There currently isn’t a tax deduction for breast milk donations, and while Prolacta has been criticized for not compensating mothers, Toth sees the logic behind it.
"If they’re paying women, are the women going to be as honest?" she asked. "They want it to be from the goodness of their heart. Getting paid is a huge debate. I know there are a lot of women posting ads online to sell breast milk, but are they actually selling it? I don’t know."
But the cost milk banks charge for screened breast milk—$3 to $5 an ounce—has prompted parents to seek milk elsewhere.
Pumping for Profit
Bridget Larzeleri of Mission Viejo sells and donates her breast milk. A mother of four grown children, the 46-year-old soon-to-be grandmother began selling and donating milk after she gave birth to her surrogate son a year ago. She started out shipping 300 to 450 ounces to The Hamptons in New York twice a week to her son's two fathers, one of whom is a prominent Hollywood TV and film producer.
Promising to provide them with breast milk for two years, Larzeleri would pump an abundant amount of milk. Because of the rigorous screening she went through to become a surrogate mother, she has the proper documents that parents would request upon seeking breast milk. So she gave the idea a try.
Selling her milk at $1.50 an ounce, Larzeleri would make $300 a week. But these days, she pumps 1,300 ounces a week and donates what doesn’t go to her surrogate son to two terminally ill babies and two infants whose mothers lack the ability to produce.
"I would love to be one of those moms that makes a lot of money doing this," she said.
Many lactating mothers, like Roland, are in the business of selling their milk for $2 an ounce. Newborns require between 16 and 30 ounces a day. Roland hopes that her latest customer becomes a regular, because she says she can make over $1,000 a month from selling exclusively to her.
Larzeleri is one of many lactating mothers who chooses not to donate to milk banks.
"They charge parents too much money," she said. "Insurance doesn’t cover it so the cost drives them away."
Sakamoto said casual sharing is one of the many reasons that milk banks are running low. The demand for breast milk, the revolving door of lactating donors, the lack awareness, and the potential to make a substantial amount of money privately selling breast milk all contribute to the shortage.
"None of the milk banks can do $3 an ounce, nobody can," she said. "It costs a lot of money to man the phones, screen the donors, test and pasteurize the milk, ship it overnight and keep up with demand."
Mothers Milk Bank struggles to keep up with the growing need as more doctors prescribe breast milk to infants and fewer women are donating.
"We have a difficult time completing the orders for all babies," Sakamoto said. "We just don’t have the volume we need."
Both Sakamoto and Toth stressed that increasing milk donor awareness would help the milk bank supply.

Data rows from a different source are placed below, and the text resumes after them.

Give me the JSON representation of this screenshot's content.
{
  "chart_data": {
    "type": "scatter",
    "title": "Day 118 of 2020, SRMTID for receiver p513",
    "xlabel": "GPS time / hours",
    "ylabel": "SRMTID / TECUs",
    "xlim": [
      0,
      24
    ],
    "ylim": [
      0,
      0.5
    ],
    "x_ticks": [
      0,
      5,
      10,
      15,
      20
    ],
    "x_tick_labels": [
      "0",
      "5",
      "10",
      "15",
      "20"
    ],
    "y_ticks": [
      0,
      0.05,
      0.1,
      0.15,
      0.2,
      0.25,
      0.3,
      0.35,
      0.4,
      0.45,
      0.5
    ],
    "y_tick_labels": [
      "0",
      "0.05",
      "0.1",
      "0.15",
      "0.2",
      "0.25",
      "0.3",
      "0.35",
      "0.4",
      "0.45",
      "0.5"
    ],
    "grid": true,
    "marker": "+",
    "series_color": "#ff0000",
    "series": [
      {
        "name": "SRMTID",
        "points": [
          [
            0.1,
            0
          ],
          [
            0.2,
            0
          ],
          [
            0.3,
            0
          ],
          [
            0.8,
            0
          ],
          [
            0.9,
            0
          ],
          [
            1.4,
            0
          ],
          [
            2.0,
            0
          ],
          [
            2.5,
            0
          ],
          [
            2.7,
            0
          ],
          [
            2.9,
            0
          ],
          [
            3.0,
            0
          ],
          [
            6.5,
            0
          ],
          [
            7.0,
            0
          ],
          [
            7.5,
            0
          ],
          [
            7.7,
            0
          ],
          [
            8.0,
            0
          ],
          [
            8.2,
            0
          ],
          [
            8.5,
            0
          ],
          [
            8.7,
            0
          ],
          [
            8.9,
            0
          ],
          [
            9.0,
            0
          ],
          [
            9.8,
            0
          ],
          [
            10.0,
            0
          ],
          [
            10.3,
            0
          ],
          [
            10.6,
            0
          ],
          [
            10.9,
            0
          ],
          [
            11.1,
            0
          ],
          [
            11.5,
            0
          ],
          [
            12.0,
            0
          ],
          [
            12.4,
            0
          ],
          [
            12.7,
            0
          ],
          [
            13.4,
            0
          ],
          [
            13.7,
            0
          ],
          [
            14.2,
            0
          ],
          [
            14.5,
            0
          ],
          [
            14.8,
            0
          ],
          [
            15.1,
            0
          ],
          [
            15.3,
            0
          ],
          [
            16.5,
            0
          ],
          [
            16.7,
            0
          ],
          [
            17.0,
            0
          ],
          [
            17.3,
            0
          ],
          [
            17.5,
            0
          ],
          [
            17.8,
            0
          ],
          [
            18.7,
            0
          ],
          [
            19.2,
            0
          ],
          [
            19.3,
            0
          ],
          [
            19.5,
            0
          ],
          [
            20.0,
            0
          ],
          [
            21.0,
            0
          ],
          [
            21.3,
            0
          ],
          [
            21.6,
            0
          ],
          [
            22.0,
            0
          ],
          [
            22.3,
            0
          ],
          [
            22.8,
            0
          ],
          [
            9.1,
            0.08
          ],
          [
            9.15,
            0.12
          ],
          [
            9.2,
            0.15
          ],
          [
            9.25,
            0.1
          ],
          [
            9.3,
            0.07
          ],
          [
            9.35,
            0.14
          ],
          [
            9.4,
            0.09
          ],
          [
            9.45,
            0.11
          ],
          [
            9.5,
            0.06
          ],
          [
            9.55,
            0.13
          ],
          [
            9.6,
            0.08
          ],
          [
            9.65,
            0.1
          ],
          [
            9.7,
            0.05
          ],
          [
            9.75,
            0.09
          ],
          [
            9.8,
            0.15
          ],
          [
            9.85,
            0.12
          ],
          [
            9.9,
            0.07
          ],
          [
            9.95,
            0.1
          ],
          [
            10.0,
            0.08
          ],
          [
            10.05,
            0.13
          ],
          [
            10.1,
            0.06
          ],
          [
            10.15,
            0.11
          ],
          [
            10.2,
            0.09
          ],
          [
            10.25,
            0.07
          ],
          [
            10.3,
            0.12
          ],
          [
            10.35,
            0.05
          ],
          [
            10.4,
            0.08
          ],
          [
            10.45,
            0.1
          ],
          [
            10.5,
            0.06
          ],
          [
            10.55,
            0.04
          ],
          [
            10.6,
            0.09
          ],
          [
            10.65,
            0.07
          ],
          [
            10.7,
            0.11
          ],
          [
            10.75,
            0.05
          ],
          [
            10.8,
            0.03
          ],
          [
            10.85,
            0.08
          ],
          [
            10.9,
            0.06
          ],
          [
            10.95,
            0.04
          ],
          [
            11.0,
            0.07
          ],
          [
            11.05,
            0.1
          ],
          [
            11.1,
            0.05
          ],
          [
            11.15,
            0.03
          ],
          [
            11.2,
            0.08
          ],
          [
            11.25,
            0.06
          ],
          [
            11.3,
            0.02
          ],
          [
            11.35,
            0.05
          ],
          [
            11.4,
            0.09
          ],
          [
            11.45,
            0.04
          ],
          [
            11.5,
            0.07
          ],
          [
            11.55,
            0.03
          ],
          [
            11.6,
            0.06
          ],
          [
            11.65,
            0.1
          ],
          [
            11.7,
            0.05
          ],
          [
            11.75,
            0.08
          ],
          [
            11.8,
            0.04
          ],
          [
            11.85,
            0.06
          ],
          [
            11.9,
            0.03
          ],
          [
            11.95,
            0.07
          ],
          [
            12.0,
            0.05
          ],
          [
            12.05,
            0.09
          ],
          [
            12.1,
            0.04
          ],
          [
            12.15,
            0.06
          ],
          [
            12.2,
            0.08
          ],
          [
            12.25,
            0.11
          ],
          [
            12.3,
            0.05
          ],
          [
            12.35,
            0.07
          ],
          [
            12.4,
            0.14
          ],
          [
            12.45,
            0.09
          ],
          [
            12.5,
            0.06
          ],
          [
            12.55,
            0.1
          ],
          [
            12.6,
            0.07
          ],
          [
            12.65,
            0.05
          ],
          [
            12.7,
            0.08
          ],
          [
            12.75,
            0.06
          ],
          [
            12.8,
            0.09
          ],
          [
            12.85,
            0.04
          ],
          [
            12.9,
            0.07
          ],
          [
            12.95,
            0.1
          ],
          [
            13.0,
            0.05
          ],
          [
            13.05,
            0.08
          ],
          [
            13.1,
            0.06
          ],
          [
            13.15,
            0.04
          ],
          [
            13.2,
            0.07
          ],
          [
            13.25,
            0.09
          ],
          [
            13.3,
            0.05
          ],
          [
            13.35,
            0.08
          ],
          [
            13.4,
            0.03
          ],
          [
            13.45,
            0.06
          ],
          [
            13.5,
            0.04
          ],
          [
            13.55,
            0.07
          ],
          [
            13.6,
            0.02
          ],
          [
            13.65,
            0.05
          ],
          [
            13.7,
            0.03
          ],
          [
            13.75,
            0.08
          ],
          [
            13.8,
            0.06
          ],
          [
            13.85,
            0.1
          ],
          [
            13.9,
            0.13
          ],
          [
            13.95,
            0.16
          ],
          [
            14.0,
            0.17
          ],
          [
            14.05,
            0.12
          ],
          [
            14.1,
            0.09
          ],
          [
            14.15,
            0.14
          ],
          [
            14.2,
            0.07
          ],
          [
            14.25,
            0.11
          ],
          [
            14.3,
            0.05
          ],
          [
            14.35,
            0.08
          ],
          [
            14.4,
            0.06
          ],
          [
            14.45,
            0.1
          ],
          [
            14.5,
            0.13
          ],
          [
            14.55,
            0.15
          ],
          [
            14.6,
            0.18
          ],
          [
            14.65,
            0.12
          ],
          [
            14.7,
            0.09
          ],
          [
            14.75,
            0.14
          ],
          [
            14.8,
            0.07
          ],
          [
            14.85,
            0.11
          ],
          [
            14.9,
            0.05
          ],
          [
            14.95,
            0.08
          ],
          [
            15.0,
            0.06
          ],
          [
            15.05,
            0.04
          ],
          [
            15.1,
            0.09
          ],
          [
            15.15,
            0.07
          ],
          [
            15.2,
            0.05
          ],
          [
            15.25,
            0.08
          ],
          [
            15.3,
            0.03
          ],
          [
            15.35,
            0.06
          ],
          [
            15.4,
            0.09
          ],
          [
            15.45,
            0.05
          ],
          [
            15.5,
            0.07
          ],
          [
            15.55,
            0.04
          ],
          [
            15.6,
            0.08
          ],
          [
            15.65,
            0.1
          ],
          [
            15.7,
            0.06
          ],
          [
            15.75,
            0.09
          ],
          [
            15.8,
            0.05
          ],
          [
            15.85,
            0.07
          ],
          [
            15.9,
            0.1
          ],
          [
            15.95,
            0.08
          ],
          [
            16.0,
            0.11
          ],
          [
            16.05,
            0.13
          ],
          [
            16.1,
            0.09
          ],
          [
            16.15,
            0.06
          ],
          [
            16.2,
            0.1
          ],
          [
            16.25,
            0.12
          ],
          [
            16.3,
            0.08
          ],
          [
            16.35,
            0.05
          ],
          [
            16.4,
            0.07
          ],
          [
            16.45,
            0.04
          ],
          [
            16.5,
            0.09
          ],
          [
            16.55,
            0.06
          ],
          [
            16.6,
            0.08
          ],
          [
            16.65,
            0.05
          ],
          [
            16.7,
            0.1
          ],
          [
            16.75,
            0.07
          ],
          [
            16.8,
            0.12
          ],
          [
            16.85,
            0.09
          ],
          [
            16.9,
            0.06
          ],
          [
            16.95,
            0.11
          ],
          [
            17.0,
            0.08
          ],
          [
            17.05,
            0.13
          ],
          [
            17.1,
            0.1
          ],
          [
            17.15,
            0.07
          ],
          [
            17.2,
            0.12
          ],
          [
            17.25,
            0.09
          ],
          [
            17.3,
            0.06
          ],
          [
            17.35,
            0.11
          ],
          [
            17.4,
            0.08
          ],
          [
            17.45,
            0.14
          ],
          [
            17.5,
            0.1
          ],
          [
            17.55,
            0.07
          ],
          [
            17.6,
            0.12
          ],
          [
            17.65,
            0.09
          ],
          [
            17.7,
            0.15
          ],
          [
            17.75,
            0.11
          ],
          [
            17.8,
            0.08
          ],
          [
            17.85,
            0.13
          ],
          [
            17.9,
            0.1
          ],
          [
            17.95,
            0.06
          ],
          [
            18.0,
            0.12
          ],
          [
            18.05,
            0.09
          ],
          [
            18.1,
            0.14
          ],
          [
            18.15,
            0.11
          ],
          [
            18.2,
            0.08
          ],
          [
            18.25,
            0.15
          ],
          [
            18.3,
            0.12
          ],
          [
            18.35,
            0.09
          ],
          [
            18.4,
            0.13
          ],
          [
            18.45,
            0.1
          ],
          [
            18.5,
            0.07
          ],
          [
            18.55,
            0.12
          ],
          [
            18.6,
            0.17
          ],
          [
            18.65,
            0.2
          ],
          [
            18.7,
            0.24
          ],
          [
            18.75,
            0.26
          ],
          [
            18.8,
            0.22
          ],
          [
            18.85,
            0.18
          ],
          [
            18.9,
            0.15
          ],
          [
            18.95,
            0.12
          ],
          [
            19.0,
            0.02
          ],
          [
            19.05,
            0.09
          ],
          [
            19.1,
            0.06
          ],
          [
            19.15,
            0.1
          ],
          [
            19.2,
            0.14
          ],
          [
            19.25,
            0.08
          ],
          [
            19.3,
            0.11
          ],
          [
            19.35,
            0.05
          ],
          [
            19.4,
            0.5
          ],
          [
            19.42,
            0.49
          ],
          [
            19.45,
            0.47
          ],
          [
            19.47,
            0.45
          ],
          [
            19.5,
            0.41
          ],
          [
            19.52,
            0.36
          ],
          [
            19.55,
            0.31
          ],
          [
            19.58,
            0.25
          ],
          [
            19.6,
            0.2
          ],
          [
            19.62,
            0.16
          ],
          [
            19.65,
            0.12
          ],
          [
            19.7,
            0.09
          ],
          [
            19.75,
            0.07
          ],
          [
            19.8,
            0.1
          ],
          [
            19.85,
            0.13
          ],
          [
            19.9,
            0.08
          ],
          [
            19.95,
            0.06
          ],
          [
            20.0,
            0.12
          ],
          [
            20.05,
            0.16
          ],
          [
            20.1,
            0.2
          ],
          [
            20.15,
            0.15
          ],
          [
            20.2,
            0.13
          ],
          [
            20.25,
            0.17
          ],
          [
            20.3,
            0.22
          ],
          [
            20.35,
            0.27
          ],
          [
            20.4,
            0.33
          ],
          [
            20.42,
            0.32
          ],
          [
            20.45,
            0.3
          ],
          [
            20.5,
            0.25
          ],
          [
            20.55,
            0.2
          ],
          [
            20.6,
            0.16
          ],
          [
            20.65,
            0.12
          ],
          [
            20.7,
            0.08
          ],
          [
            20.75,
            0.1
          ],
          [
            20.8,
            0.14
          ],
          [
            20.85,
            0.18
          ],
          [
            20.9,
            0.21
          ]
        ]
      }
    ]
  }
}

Toth and her sister only learned about milk banks when Toth’s son developed an allergy to her breast milk.
"If we didn’t know about donating milk to milk banks, then there are a lot of people who don’t know about it," she said.
Toth said that many mothers contact Milkin’ Mamas because they don’t want any liability associated with people independently buying and purchasing milk.
"Women want to find a good home for their milk," she said. "And not only is donating to milk banks safe, but it helps so many babies."